The bill, passed in November 2018, stipulates that the ban only applies to the thin, single-use plastic carrier bags that are less than 30 microns. Nabatanzi says this move does not disfavor plastic manufacturers. The bags still in production are made of plastic, but are thicker in composition. That allows plastic bag manufacturers to remain in business, so long as their they adhere to the 30-micron regulation.
But Nabatanzi believes that instead of banning the thin, polythene bags, Ugandans should be taught how to sort and make new items from the disposed bags.
“They should use the same amount of money they are using to advertise ban of plastics bags to advocate against littering,” Nabatanzi says. “They can teach sorting so that people can make money out of it.”

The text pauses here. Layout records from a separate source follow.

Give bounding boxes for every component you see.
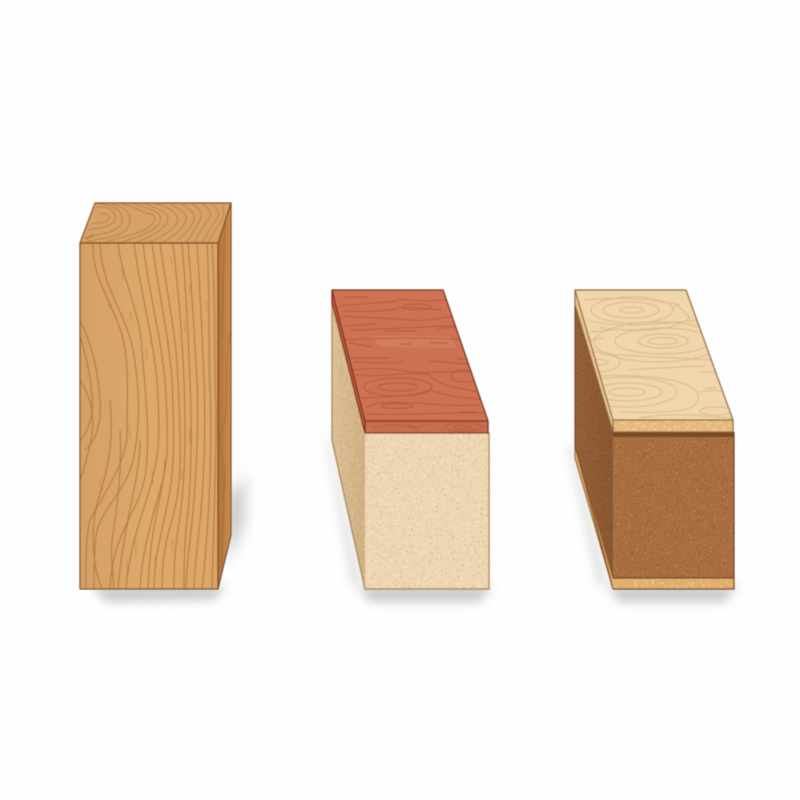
block: solid timber — [80, 203, 246, 602]
red veneer left edge and outline — [332, 291, 365, 432]
cast shadow: particle board — [358, 586, 492, 602]
light veneer edge — [613, 420, 733, 432]
cast shadow: fibre board — [606, 586, 738, 602]
block: particle board with red veneer — [326, 290, 492, 602]
top face: solid timber — [80, 203, 231, 243]
front face: fibre board — [613, 432, 734, 579]
light veneer left edge and outline — [575, 291, 613, 432]
light veneer top — [572, 290, 733, 420]
outline: solid timber — [80, 203, 231, 589]
red veneer front edge — [365, 421, 488, 433]
left face: fibre board — [574, 300, 614, 590]
block: fibre board with light veneer — [568, 290, 738, 602]
illustration: three material blocks — [78, 202, 738, 607]
cast shadow: solid timber — [92, 474, 246, 602]
side face: solid timber — [218, 203, 231, 589]
left face: particle board — [332, 308, 366, 585]
left bottom strip: fibre board — [575, 445, 613, 589]
red veneer top — [332, 290, 488, 421]
front face: particle board — [365, 432, 489, 589]
front face with grain: solid timber — [80, 243, 218, 589]
bottom veneer strip: fibre board — [612, 578, 734, 589]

Nabatanzi says that whenthe first plastic bag banwas introduced in 2009, only two plastic bag companies had recycling plants. After the government told manufacturers that they would only be allowed to remain in operation if they had recycling plants in place, 35 plastic companies complied.
But the government has another problem: a clogged drainage system. According to a Kampala Capital City Authority report, the city authority spends 10 billion shillings ($2.7 million) annually to unblock the drainage system of debris – including plastic bags.
The government also received increased complaints regarding the health and environmental hazards associated with the production and use of plastic bags.
Kenneth Tumusiime, the Managing Director of Plawaste Recycling Company Limited, a local NGO, says that poor environmental management practices contribute to 80% of the disease burden in Uganda.
“I see locals burning waste everywhere and it’s responsible for most respiratory illnesses in Uganda,” he says.
Tumusiime believes the plastic bag ban will only be effective after factories that manufacture the bags close.
Geoffrey Kamese, the Senior Program Officer for projects at the National Association of Professional Environmentalists, agrees that the ban on plastic bags in schools is a good move by the Ugandan government, but adds that such bans in Uganda have been marred by commercial interests.
“We have been pampering harmful industries in order to get taxes,” he says.